One of the consolidated Bills titled: “Central Bank of Nigeria (Establishment) (Amendment) Bill 2023” was sponsored by Senator Steve Karimi (APC – Kogi West) while the second one titled: “A Bill to amend the Central Bank of Nigeria Act 2007, and for matters connected therewith, 2023” was sponsored by Senator Darlington Nwokocha (LP – Abia Central).
Recall the immediate past Governor of the CBN, Godwin Emefiele, had attempted to contest the 2023 Presidential primaries of the All Progressives Congress (APC) while in office.
The move was widely condemned by Nigerians who wondered how a serving public servant could seek an elective office contrary to extant provisions of the Constitution.
Karimi explained in the explanatory memorandum of his Bill that it was aimed at amending the CBN Act to allow for greater accountability and transparency in the running of the Bank and to prohibit the use of foreign currency in local transactions in Nigeria.
Karimi’s proposed amendment to section 9(2) of the CBN Act reads: “Notwithstanding the Provisions of this Act or any written law in existence, the governor and the Deputy Governor of the Bank shall not participate directly or indirectly in partisan politics, nor contest any election, during their tenure in office.”

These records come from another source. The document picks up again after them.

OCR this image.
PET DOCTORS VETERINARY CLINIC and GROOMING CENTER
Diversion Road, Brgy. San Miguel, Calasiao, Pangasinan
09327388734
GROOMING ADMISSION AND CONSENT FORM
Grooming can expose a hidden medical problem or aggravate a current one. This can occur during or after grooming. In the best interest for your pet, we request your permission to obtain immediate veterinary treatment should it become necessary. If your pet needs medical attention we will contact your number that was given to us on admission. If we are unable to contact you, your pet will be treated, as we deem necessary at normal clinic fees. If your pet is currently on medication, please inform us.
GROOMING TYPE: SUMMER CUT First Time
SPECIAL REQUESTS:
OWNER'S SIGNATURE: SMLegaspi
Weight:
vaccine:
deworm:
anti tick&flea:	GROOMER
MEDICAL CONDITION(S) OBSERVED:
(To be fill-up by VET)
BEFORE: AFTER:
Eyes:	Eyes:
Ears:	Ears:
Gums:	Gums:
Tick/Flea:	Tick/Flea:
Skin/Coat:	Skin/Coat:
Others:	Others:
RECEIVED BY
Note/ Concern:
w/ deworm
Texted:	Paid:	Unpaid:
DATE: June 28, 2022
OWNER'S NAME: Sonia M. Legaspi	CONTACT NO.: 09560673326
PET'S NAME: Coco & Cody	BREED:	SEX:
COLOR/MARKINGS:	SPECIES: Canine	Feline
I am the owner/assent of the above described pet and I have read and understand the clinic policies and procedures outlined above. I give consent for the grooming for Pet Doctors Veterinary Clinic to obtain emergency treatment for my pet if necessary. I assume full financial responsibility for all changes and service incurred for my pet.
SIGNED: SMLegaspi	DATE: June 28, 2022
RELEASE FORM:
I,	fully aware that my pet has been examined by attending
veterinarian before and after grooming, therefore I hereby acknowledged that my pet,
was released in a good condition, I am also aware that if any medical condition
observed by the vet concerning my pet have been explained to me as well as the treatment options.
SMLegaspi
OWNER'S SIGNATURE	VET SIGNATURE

The Kogi West lawmaker’s Bill also seeks to prohibit the use of foreign currency for domestic transactions in Nigeria.
The Bill seeks amendment of Section 20 of the CBN Act, by inserting Section 20(A) immediately after the existing section 20, before the existing section 21.
The proposed amendment reads,
“20(A) Prohibition of the use of foreign currency in democratic transactions:
“(1) No person or body corporate shall use any foreign currency as a means of exchange for goods, services and other transactions in markets supermarkets, hotels, restaurants, airports and other places of business in Nigeria except by a Bank, licensed Bureau De Change and other financial institutions duly authorized by the Central Bank of Nigeria to trade, deal and use such currency and no individual or business entity in Nigeria shall advertise, denominate or price its goods or services in any currency other than the Nigerian Naira and Kobo.
“(2) Any person who contravenes subsection (1) of this section commits an offence and shall be liable on conviction to: (a) in the case of an individual, to a fine of N250,000.00 or a term of imprisonment not exceeding six months or both such fine and imprisonment;
“(b) in the case of a corporate entity to a fine of N1,000,000 and a conviction of three months to its officers or directors who authorized or undertook the transaction.”
On his part, Senator Nwokocha in his lead debate, listed the general principles of his bill to include: “This Bill seeks to address all anomalies that have hindered the advancement of the apex bank to handle the ailing economy of our nation.
He said,
“The thrust of this amendment is to create a people-centered Central Bank by delivering price and financial system stability and promoting sustainable economic development.
“As the nation grapples with economic issues, we need to reposition the CBN to grow the economy, regulate the exchange rate and unauthorize financial transactions, and dollarize the economy.
“This Bill seeks to provide for among other things: Separate the head of Management from the head of the governing Board in line with national and international good corporate governance practices;
“Establish a proper governance architecture for the monetary authority for optimal policy and operational effectiveness;
“Enshrine real-time controls and effective accountability in the conduct of central banking in Nigeria.
“Reposition the CBN towards pursuit and advancement of its core mandates given the Bank’s pivotal role in the economy; and position the CBN as an apolitical entity that will become a worthy example in national and international monetary policy, banking sector regulation, currency management, and supervision.”